Miami Herald (Sunday)

Tom Hanks’s first novel shows the hard work behind movie magic

- BY RON CHARLES Washington Post BY JACQUELINE CUTLER New York Daily News

Against the tanned hordes of Hollywood grifters, cads, creeps, prima donnas, egomaniacs and nepo babies, Tom Hanks stands like a warrior clad in decency and girded in goodness. A twotime Academy Award winner whose films have grossed

$10 billion, Hanks is the embodiment of our hopes that nice guys finish first.

For more than 40 years – on stage, TV and big screen – Hanks has worked as an actor and producer. He can remember what it’s like to sweat for attention, and he knows what it’s like to run from the paparazzi. He’s partnered with the industry’s biggest movers and shakers, and he’s been attended to by the army of dressers, caterers and personal assistants who toil away in the shadows to keep the stars shining.

How easily Hanks could have published a memoir: Just imagine the anecdotes about Ron Howard, Sally Field, Meg Ryan, Denzel Washington, Julia Roberts, Steven Spielberg, the Coen brothers and more. Perhaps someday we’ll get that memoir, but it’s unlikely to be as charming or as spirituall­y revealing as his debut novel, which has the self-mocking title, “The Making of Another Major Motion Picture Masterpiec­e.”
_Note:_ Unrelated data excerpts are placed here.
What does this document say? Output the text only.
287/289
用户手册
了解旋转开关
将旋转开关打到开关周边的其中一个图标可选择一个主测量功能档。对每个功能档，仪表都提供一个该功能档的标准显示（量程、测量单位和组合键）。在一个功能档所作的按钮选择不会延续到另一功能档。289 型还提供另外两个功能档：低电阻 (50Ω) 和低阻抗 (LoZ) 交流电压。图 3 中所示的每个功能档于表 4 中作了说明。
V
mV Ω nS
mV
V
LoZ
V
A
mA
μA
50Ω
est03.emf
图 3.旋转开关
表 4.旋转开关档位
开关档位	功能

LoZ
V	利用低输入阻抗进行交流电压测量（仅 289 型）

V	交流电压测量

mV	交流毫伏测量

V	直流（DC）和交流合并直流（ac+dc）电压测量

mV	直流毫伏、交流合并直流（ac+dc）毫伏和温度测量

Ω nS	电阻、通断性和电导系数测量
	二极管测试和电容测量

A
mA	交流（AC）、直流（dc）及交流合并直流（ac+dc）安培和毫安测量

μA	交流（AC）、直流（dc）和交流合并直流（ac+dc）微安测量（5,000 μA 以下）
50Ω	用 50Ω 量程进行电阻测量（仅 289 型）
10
As you might expect from such an amiable author, this is not a story set in Harvey Weinstein’s toxic Hollywood. So far as I can tell, Hanks’s book is not a roman à clef or a camouflage­d tell-all or a sly act of disguised payback. Instead, it’s a novel shot in pastel tones, as though the movie trade were based in Lake Wobegon. Except for a few nods to entrenched sexism, the industry’s well-documented abuses are elided in favor of concentrat­ing on the better angels of its nature. With any luck, Hanks’s next novel will be about Washington, D.C.

“The Making of Another Major Motion Picture Masterpiec­e” starts gently, even slowly, in the voice of Joe Shaw, a film professor in Bozeman, Mont. Through a series of unlikely turns – which is the trajectory of almost everything in this story – Shaw has attracted the attention of Bill Johnson, one of the country’s most successful writerdire­ctors. During the COVID-19 pandemic, Johnson invites Shaw to observe the filming of his next project to write “a book to explain the making of movies.”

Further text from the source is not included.